VERIFICHE TERMINATE AL COTUGNO

 Le verifiche effettuate all’interno dell’edificio che ospita il liceo “Cotugno” dell’Aquila confermano, in relazione alla resistenza ai carichi verticali e alle prove sui materiali, la sussistenza delle stesse condizioni riscontrate a seguito degli interventi post sisma del 2009.

Le prove sui carichi non evidenziano problemi  alla struttura per quanto riguarda i carichi di esercizio.

E’ quanto emerso questa mattina nel corso  della riunione della Commissione interistituzionale che ha proceduto ad una  disamina dei primi dati, relativi alle prove di carico e a quelle sui materiali effettuate nella sede del liceo Cotugno,  illustrati dalla ditta incaricata dalla Provincia dell’Aquila. 

All’incontro erano presenti i rappresentanti di Provincia, Comune dell’Aquila, Regione Abruzzo,  il Provveditorato alle Opere pubbliche,  la Direzione scolastica regionale e provinciale, la dirigente scolastica del liceo “Cotugno”, il Comando provinciale dei Vigili del fuoco.

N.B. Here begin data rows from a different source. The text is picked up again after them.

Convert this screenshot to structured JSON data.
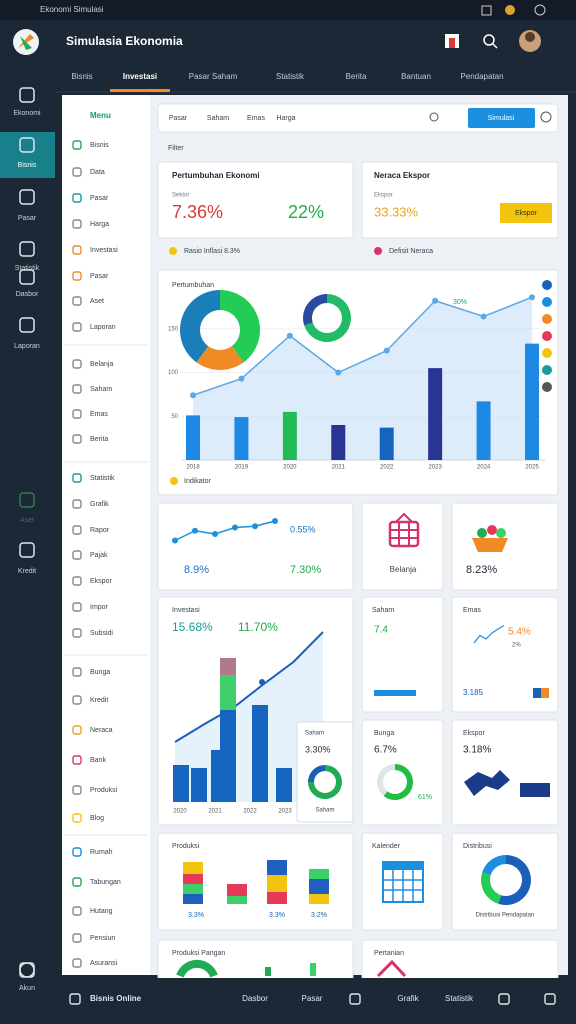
{
  "status_bar": {
    "title": "Ekonomi Simulasi"
  },
  "header": {
    "title": "Simulasia Ekonomia"
  },
  "tabs": {
    "items": [
      "Bisnis",
      "Investasi",
      "Pasar Saham",
      "Statistik",
      "Berita",
      "Bantuan",
      "Pendapatan"
    ],
    "active": 1
  },
  "rail": {
    "items": [
      "Ekonomi",
      "Bisnis",
      "Pasar",
      "Statistik",
      "Dasbor",
      "Laporan",
      "Aset",
      "Kredit",
      "Akun"
    ],
    "active": 1
  },
  "sidebar": {
    "title": "Menu",
    "items": [
      "Bisnis",
      "Data",
      "Pasar",
      "Harga",
      "Investasi",
      "Pasar",
      "Aset",
      "Laporan",
      "Belanja",
      "Saham",
      "Emas",
      "Berita",
      "Statistik",
      "Grafik",
      "Rapor",
      "Pajak",
      "Ekspor",
      "Impor",
      "Subsidi",
      "Bunga",
      "Kredit",
      "Neraca",
      "Bank",
      "Produksi",
      "Blog",
      "Rumah",
      "Tabungan",
      "Hutang",
      "Pensiun",
      "Asuransi"
    ]
  },
  "toolbar": {
    "tabs": [
      "Pasar",
      "Saham",
      "Emas",
      "Harga"
    ],
    "button": "Simulasi",
    "filter": "Filter"
  },
  "growth_card": {
    "title": "Pertumbuhan Ekonomi",
    "label": "Sektor",
    "value1": "7.36%",
    "value2": "22%",
    "footer": "Rasio Inflasi 8.3%"
  },
  "export_card": {
    "title": "Neraca Ekspor",
    "label": "Ekspor",
    "value": "33.33%",
    "button": "Ekspor",
    "footer": "Defisit Neraca"
  },
  "main_chart": {
    "title": "Pertumbuhan",
    "categories": [
      "2018",
      "2019",
      "2020",
      "2021",
      "2022",
      "2023",
      "2024",
      "2025"
    ],
    "bars": [
      51,
      49,
      55,
      40,
      37,
      105,
      67,
      133
    ],
    "bar_colors": [
      "#1e88e5",
      "#1e88e5",
      "#22bb55",
      "#283593",
      "#1565c0",
      "#283593",
      "#1e88e5",
      "#1e88e5"
    ],
    "line": [
      74,
      93,
      142,
      100,
      125,
      182,
      164,
      186
    ],
    "line_color": "#5aa9e6",
    "ylim": [
      0,
      200
    ],
    "yticks": [
      50,
      100,
      150
    ],
    "annotation": "30%",
    "legend": "Indikator",
    "donuts": [
      {
        "values": [
          40,
          20,
          40
        ],
        "colors": [
          "#22cc55",
          "#f08a24",
          "#1a7fb8"
        ]
      },
      {
        "values": [
          70,
          30
        ],
        "colors": [
          "#22bb66",
          "#2a4aa0"
        ]
      }
    ]
  },
  "trend_card": {
    "line": [
      30,
      45,
      40,
      50,
      52,
      60
    ],
    "value1": "0.55%",
    "value2": "8.9%",
    "value3": "7.30%"
  },
  "basket_card": {
    "label": "Belanja"
  },
  "food_card": {
    "value": "8.23%"
  },
  "invest_card": {
    "title": "Investasi",
    "value1": "15.68%",
    "value2": "11.70%",
    "stacks": [
      [
        37
      ],
      [
        34
      ],
      [
        52
      ],
      [
        92,
        35,
        17
      ],
      [
        97
      ],
      [
        34
      ]
    ],
    "stack_colors": [
      "#1565c0",
      "#3ecf6a",
      "#b07a8a"
    ],
    "line": [
      60,
      78,
      95,
      118,
      140,
      170
    ],
    "xlabels": [
      "2020",
      "2021",
      "2022",
      "2023"
    ]
  },
  "overlay_card": {
    "title": "Saham",
    "value": "3.30%",
    "donut": [
      75,
      25
    ],
    "colors": [
      "#22aa55",
      "#1a5fb8"
    ],
    "label": "Saham"
  },
  "stock_card": {
    "title": "Saham",
    "value": "7.4"
  },
  "gold_card": {
    "title": "Emas",
    "value": "5.4%",
    "sub": "2%",
    "line": [
      10,
      25,
      18,
      30,
      38,
      45
    ],
    "footer": "3.185"
  },
  "rate_card": {
    "title": "Bunga",
    "value": "6.7%",
    "donut": [
      61,
      39
    ],
    "colors": [
      "#22bb44",
      "#dfe6ea"
    ],
    "donut_label": "61%"
  },
  "export2_card": {
    "title": "Ekspor",
    "value": "3.18%"
  },
  "production_card": {
    "title": "Produksi",
    "stacks": [
      [
        10,
        10,
        10,
        12
      ],
      [
        8,
        12
      ],
      [
        12,
        17,
        15
      ],
      [
        10,
        15,
        10
      ]
    ],
    "colors": [
      "#1e5fbf",
      "#3ecf6a",
      "#e53958",
      "#f2c40f"
    ],
    "captions": [
      "3.3%",
      "3.3%",
      "3.2%"
    ]
  },
  "calendar_card": {
    "title": "Kalender"
  },
  "distribution_card": {
    "title": "Distribusi",
    "donut": [
      55,
      25,
      20
    ],
    "colors": [
      "#1a5fb8",
      "#22cc55",
      "#1a8fe0"
    ],
    "footer": "Distribusi Pendapatan"
  },
  "bottom_cards": [
    "Produksi Pangan",
    "Pertanian"
  ],
  "bottom_bar": {
    "items": [
      "Bisnis Online",
      "Dasbor",
      "Pasar",
      "Grafik",
      "Statistik"
    ]
  }
}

I risultati delle prove  saranno sottoposti ai tecnici del Consorzio universitario ReLuis ai fini di un definitivo approfondimento sulla verifica dell’analisi statica, e alla Protezione Civile regionale per stabilire se permangono le condizioni di agibilità dell’edificio.

Il presidente della Provincia Antonio De Crescentiis ha chiesto alla Regione di assicurare che alla seconda riunione della Commissione interistituzionale che si terrà domani mattina nella sede centrale dell’ente, siano presenti anche i tecnici del Consorzio Reluis e della Protezione Civile regionale.